In the same year that the Livingstone GLC came into being, the government formed the London Docklands Development Corporation to regenerate the areas of East and South London blighted by the closure of the docks and wharves. It would eventually lead to the creation of the Canary Wharf business district, many expensive apartment buildings, and London City Airport. The chapter in the book ‘Docklands for the people: Give us back our land!’ deals with the GLC’s support for the local population’s alternative plan for Docklands, including the posters and other graphics featured.

Margaret Thatcher declared the GLC as “big spenders of other people’s money”. London’s more Conservative outer boroughs never supported the GLC and believed they could manage more efficiently without the need for a London-wide administration. The Conservative manifesto for the 1983 General Election therefore included the promise to abolish the GLC, along with the country’s other five metropolitan county councils. In 1985 Parliament narrowly voted to do just that, cancelling the GLC elections of that year, and setting a date in 1986 for the body to come to an end. The chapter ‘GLC abolition’, features the GLC’s imaginative poster campaign to prevent its demise. When it became a foregone conclusion, the GLC responded with a major poster campaign with messaging such as “FROM NOW YOU HAVE NO SAY IN WHO RUNS LONDON”.

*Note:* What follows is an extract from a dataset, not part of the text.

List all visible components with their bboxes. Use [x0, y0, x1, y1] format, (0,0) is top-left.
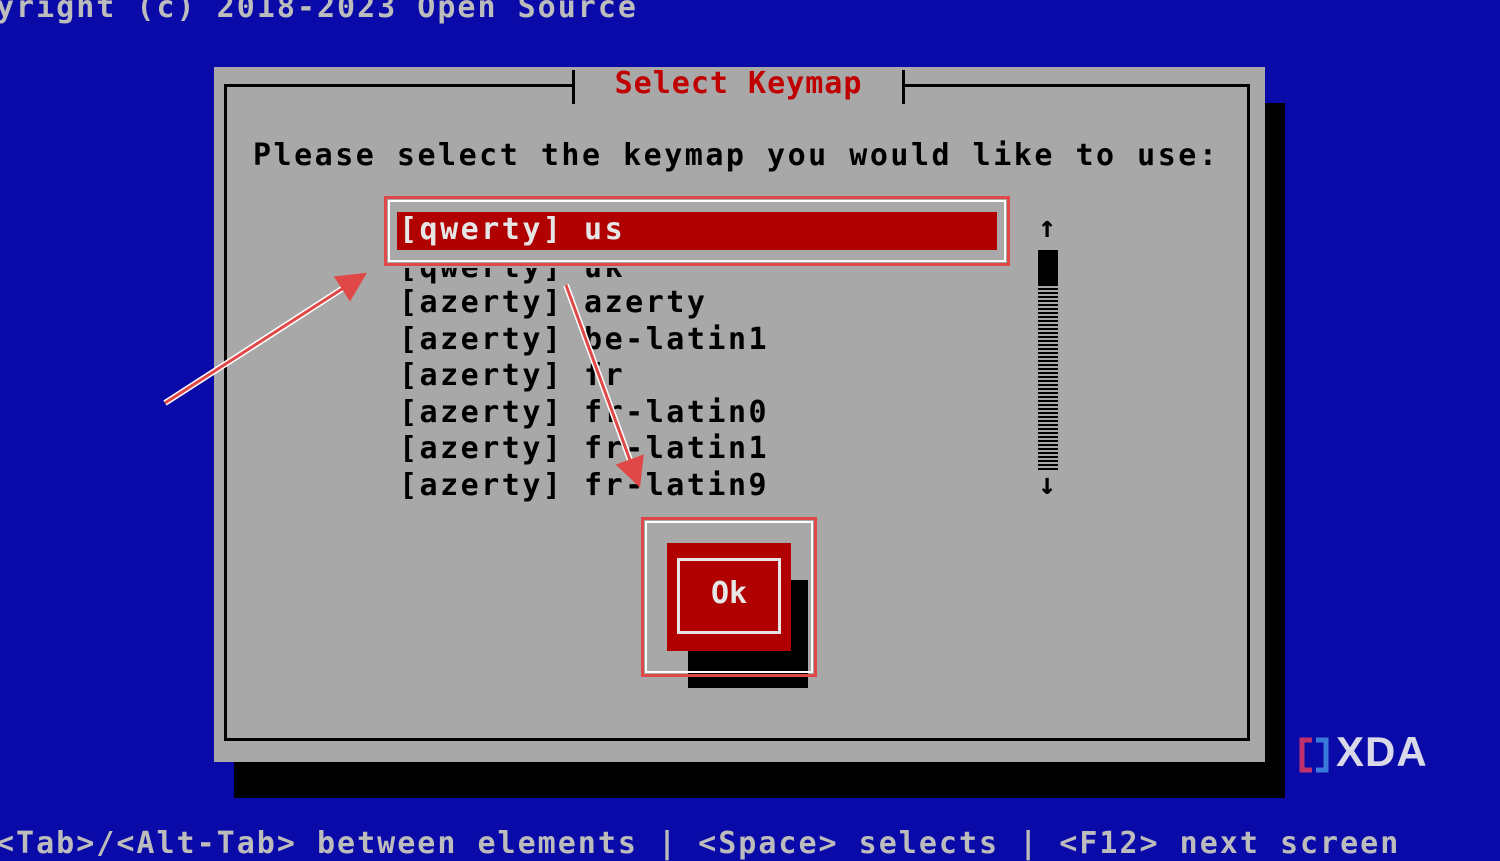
arrow-to-list-icon	[163, 272, 368, 406]
annotation-arrows	[163, 272, 644, 488]
arrow-to-ok-icon	[563, 283, 644, 488]
xda-watermark: XDA	[1336, 728, 1428, 775]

After its abolition, the powers and obligations of the GLC were devolved to around a hundred different organisations, including boards and local boroughs. Its assets were transferred to the newly-created London Residuary Body, who subsequently sold County Hall to a Japanese company. It has since been transformed into two hotels, the London Aquarium, the London Dungeon, and an amusement arcade. Hidden deep inside the building, behind locked doors, remains what had been the debating chamber of the LCC and then the GLC.

After the Thatcher years, in the country as a whole there was a shift away from both left wing and Thatcherite attitudes. The more centrist New Labour under Tony Blair swept to power with a large majority of seats in Parliament in the 1997 General Election. In a referendum, Londoners were asked to vote on whether they wanted a new authority for London. There was a two-thirds majority in favour. The Greater London Authority was therefore established in 2000, headed by an elected Mayor of London (not to be confused with the ceremonial Lord Mayor of the City of London). The GLA was not a direct replacement for its predecessors however, its powers, responsibilities and resources reduced in comparison to the London County Council and Greater London Council. Far greater oversight, and much of the power to administer London, were retained by Central Government.

Ken Livingstone decided to put himself up for election as the Mayor of London but his candidacy as the Labour candidate was blocked by Tony Blair. He therefore stood as an Independent and won the election to become the first Mayor of Greater London. He was subsequently elected for a second term in 2004 but, after serving for eight years, lost the 2008 election to the Conservative candidate Boris Johnson.